İlk başkanlık döneminin sonunda 25 milyon yeni küçük işletme başvurusu görmek istediğini ifade eden aday, bunun gerçekleşmesi için yeni işletme kurma maliyetini düşüreceklerini bildirdi. Ayrıca girişimler için mevcut vergi indiriminin 5 bin dolardan 50 bin dolara çıkarmayı planladığını da söyledi. Harris, mevcut küçük işletmelerin büyümesine de yardımcı olmayı hedeflediğini ve genişlemek isteyen küçük işletmelere düşük faizli veya faizsiz krediler sağlayacaklarını söyledi. Adayın seçilmesi durumunda Russell 2000 küçük sermayeli hisse senetleri pozitif ayrışabilir.

Negatif Etkileri

Analistlere göre, Harris döneminde daha yüksek kurumlar vergisi ve daha fazla düzenlemeler gerçekleşecek. Bu durumdan, özellikle vergi politikası ve düzenleyici incelemelerindeki değişikliklere duyarlı olan teknoloji, finans ve biyofarma gibi sektörler negatif etkilenecekler.

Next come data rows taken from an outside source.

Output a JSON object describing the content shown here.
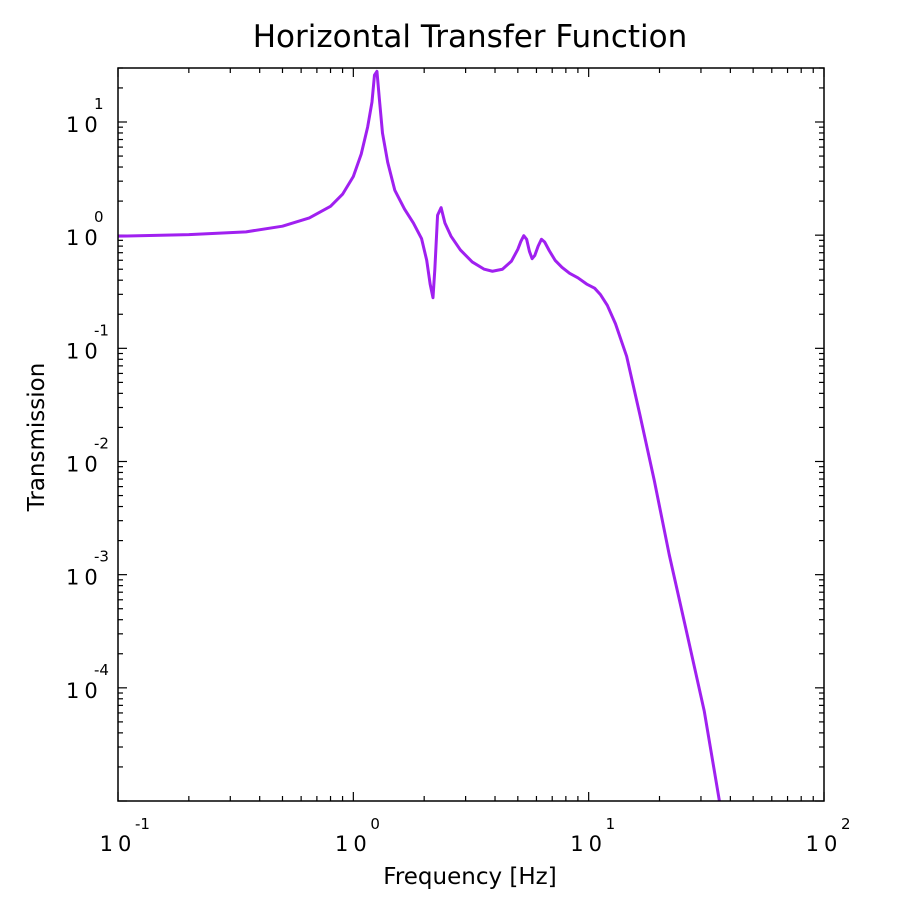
{
  "chart_data": {
    "type": "line",
    "title": "Horizontal Transfer Function",
    "xlabel": "Frequency [Hz]",
    "ylabel": "Transmission",
    "xscale": "log",
    "yscale": "log",
    "xlim": [
      0.1,
      100
    ],
    "ylim": [
      1e-05,
      30
    ],
    "grid": false,
    "legend": "none",
    "x_ticks": [
      {
        "base": "10",
        "exp": "-1"
      },
      {
        "base": "10",
        "exp": "0"
      },
      {
        "base": "10",
        "exp": "1"
      },
      {
        "base": "10",
        "exp": "2"
      }
    ],
    "y_ticks": [
      {
        "base": "10",
        "exp": "1"
      },
      {
        "base": "10",
        "exp": "0"
      },
      {
        "base": "10",
        "exp": "-1"
      },
      {
        "base": "10",
        "exp": "-2"
      },
      {
        "base": "10",
        "exp": "-3"
      },
      {
        "base": "10",
        "exp": "-4"
      }
    ],
    "series": [
      {
        "color": "#a020f0",
        "x": [
          0.1,
          0.2,
          0.35,
          0.5,
          0.65,
          0.8,
          0.9,
          1.0,
          1.08,
          1.15,
          1.2,
          1.23,
          1.26,
          1.29,
          1.33,
          1.4,
          1.5,
          1.65,
          1.8,
          1.95,
          2.05,
          2.12,
          2.18,
          2.22,
          2.28,
          2.36,
          2.45,
          2.6,
          2.85,
          3.2,
          3.6,
          3.9,
          4.3,
          4.7,
          5.0,
          5.15,
          5.3,
          5.45,
          5.6,
          5.75,
          5.9,
          6.1,
          6.3,
          6.5,
          6.8,
          7.2,
          7.7,
          8.3,
          9.0,
          9.8,
          10.6,
          11.2,
          12.0,
          13.0,
          14.5,
          16.5,
          19.0,
          22.0,
          26.0,
          31.0,
          36.0
        ],
        "y": [
          0.98,
          1.01,
          1.07,
          1.2,
          1.42,
          1.8,
          2.3,
          3.3,
          5.2,
          9.0,
          15.0,
          26.0,
          28.0,
          16.0,
          8.0,
          4.4,
          2.5,
          1.7,
          1.28,
          0.93,
          0.6,
          0.37,
          0.28,
          0.5,
          1.5,
          1.75,
          1.28,
          0.98,
          0.74,
          0.58,
          0.5,
          0.48,
          0.5,
          0.59,
          0.75,
          0.88,
          0.99,
          0.92,
          0.72,
          0.62,
          0.66,
          0.8,
          0.92,
          0.87,
          0.73,
          0.6,
          0.52,
          0.46,
          0.42,
          0.37,
          0.34,
          0.3,
          0.24,
          0.165,
          0.085,
          0.026,
          0.0068,
          0.0015,
          0.00032,
          6.2e-05,
          9.8e-06
        ]
      }
    ]
  }
}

Harris'in sosyal eşitlik ve çevresel sürdürülebilirliğe odaklanması, işletmelere yeni yükler getirerek kar marjlarını azaltabilir ve sektörlerdeki yatırımları yavaşlatabilir. Harris'in vergi önerileri ise; özellikle şirketler ve varlıklı bireyler için daha yüksek vergi sinyalleri veriyor.

Analistler, iki meclisli bir Harris yönetiminin, düşük kredi yardımlarını ve sosyal harcamaları finanse edebilmek için muhtemelen %25-28'e yakın bir vergi oranı ve daha yüksek uluslararası vergi uygulamasına gideceğini düşünüyor.

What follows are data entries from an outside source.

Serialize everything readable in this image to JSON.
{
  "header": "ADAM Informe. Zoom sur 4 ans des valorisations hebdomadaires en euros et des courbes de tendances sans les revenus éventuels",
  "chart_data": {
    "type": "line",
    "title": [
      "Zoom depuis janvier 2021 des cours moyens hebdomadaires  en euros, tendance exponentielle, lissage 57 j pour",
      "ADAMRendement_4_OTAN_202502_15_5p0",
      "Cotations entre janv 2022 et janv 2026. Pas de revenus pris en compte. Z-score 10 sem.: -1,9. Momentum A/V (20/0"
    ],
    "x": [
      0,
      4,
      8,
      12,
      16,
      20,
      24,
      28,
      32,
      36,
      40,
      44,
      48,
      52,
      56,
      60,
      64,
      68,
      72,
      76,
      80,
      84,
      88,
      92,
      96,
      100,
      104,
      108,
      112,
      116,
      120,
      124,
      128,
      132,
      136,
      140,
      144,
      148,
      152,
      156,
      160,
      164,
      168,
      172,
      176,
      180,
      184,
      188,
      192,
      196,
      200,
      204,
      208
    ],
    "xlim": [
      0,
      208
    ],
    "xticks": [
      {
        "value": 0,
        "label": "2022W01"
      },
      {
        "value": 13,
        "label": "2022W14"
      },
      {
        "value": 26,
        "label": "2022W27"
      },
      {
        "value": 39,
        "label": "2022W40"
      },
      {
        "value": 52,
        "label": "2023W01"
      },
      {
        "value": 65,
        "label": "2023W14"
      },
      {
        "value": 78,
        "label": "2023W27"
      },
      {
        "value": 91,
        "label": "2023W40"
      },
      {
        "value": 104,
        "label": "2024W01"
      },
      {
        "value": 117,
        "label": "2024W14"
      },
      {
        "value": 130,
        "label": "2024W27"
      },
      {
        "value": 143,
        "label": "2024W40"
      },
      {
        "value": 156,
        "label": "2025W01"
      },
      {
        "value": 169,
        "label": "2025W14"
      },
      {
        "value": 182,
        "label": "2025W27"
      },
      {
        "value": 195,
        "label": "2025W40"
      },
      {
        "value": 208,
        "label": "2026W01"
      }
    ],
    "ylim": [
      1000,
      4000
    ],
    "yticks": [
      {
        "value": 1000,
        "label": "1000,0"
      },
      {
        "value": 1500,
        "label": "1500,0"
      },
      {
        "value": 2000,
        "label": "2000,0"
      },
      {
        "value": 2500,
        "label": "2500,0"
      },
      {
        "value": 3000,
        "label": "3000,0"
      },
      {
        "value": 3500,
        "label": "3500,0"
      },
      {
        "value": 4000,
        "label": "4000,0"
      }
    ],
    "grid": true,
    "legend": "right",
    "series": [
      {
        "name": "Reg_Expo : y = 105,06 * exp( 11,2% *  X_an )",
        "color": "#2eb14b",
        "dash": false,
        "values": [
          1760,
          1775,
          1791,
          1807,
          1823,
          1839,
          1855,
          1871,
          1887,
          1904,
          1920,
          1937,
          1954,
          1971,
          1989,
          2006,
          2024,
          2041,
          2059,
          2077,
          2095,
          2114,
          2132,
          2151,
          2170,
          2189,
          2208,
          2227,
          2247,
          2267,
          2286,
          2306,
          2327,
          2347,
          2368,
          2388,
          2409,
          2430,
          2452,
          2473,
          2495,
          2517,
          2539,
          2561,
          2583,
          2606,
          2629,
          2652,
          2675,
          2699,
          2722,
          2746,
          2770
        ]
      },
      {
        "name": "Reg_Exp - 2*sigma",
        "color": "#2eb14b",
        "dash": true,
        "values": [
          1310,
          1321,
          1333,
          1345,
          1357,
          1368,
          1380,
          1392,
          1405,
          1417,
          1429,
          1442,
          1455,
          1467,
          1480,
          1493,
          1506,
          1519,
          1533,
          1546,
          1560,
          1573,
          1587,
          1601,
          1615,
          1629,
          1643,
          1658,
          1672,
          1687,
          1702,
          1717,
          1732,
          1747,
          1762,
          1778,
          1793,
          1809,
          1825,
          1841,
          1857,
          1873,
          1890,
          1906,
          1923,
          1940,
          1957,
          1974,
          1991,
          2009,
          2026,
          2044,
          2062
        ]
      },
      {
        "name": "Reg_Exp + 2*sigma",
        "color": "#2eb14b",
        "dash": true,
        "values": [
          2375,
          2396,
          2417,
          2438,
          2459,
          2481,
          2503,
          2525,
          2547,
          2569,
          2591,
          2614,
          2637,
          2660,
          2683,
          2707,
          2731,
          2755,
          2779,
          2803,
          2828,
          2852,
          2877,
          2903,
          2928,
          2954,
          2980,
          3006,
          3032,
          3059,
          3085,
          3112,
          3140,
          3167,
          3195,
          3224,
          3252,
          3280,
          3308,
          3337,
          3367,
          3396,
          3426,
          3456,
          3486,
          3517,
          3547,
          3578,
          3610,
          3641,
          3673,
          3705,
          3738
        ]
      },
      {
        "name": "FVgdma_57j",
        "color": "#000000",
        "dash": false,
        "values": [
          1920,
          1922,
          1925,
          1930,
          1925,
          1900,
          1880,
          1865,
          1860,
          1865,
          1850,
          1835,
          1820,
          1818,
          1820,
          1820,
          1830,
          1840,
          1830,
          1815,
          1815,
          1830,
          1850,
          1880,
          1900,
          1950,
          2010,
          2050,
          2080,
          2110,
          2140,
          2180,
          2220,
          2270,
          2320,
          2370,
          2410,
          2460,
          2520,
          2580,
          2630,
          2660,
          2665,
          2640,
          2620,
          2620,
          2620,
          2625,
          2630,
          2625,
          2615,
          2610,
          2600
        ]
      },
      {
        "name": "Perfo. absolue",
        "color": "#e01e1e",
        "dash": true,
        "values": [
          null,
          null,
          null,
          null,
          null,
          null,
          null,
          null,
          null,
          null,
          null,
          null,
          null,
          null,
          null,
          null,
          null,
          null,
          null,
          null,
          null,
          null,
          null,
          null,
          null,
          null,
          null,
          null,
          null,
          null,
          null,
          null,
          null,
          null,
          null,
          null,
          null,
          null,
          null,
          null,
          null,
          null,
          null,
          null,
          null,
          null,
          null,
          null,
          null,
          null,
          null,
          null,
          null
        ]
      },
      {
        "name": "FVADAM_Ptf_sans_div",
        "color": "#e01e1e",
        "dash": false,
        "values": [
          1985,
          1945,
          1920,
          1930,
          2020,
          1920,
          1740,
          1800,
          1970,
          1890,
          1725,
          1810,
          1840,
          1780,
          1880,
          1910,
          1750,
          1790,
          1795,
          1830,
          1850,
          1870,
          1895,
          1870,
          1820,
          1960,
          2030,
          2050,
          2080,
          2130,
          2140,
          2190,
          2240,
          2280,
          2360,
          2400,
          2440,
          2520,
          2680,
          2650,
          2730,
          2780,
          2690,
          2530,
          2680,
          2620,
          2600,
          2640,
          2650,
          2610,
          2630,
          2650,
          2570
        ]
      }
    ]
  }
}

Bireysel vergi mükellefleri için Harris'in planları arasında; yüksek gelirlilerden alınan vergilerin artırılması, sermaye kazançlarına uygulanan politikanın değiştirilmesi ve büyük mülklere daha yüksek vergi uygulanması yer alıyor. Varlıklı bireyler üzerindeki daha yüksek vergi potansiyeli, tüketiciler için daha yüksek maliyetlere yol açabilir ve potansiyel olarak artan devlet harcamalarından elde edilen kazanımların bir kısmını telafi edebilir. Ayrıca bu değişiklikler varlıklı bireylerin harcanabilir gelirlerini azaltarak tüketimlerini ve borsaya yatırımlarını azaltabilir."